Perppu sangat tepat membantu pemerintah mendekati konglomerat pemilik dana besar itu untuk memberikan "hibah" sepuluh persen dari dana mereka. Ini momen menguji derajat kadar patriotisme sang konglomerat.
Publik membayangkan seandainya legislator di Senayan mau menggunakan ketukan palunya memperluas jangkauan wilayah kekuasaan Perppu 1/2020. Memberi kewenangan mengembalikan dana yang diparkir di luar negeri.
Konon dana yang diperlukan kurang lebih 1.000 triliun rupiah. Itu kebutuhan untuk mendukung mitigasi nasional (termasuk bantuan sosial, untuk stimulus dan untuk anggaran biaya pembuatan sarana kesehatan bersama kelengkapannya).
Tidak perlu lagi cetak uang; tidak perlu lagi ada quantytativ easing atau pelonggaran moneter, kebijakan moneter yang dilakukan oleh bank sentral guna meningkatkan jumlah uang beredar. Dan tidak perlu obral stimulus dalam jumlah besar kepada perusahaan konglomerat.
Seandainya, ketika proses politik itu berjalan di Senayan, tidak menjadi masalah jika proses uji materi (hukum) juga yang berlangsung di MK jalan terus. Publik akan menyaksikan dua kubu anak bangsa memainkan peran partispasinya masing-masing.

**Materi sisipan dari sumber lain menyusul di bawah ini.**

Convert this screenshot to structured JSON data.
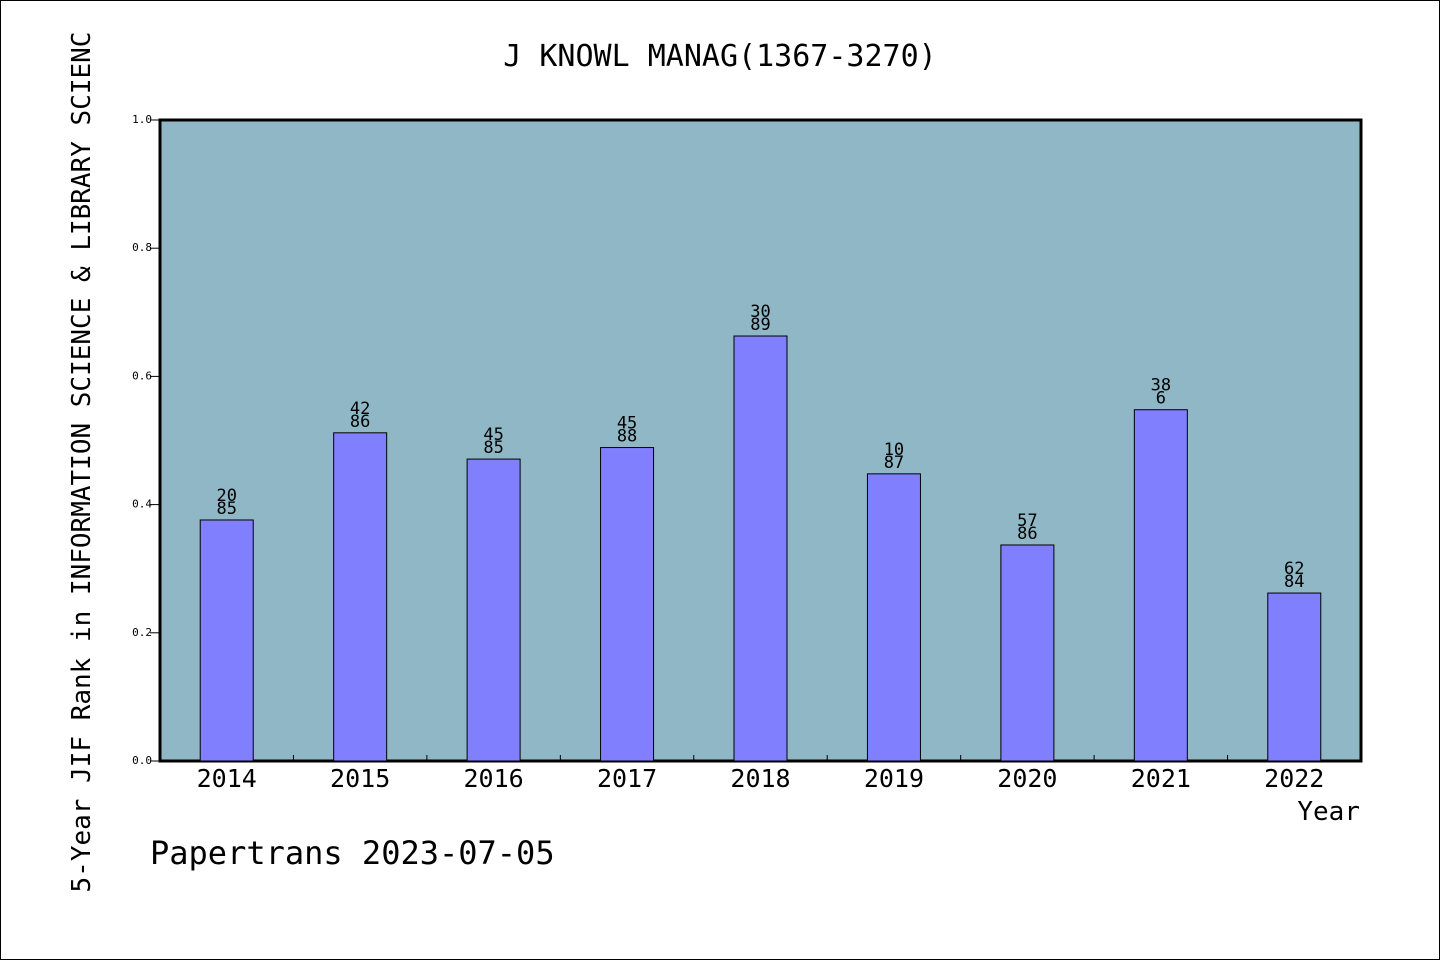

Yang satu ada di Senayan dan yang satunya ada di luar Senayan. Yang satu ada dalam struktur. Yang satunya ada diluar struktur. Keduanya menempuh jalan demokrasi yang berbeda, tapi menuju satu arah yang sama: Indonesia yang lebih baik.
Mungkinkah?
Penulis adalah wartawan senior, pemerhati sosial budaya.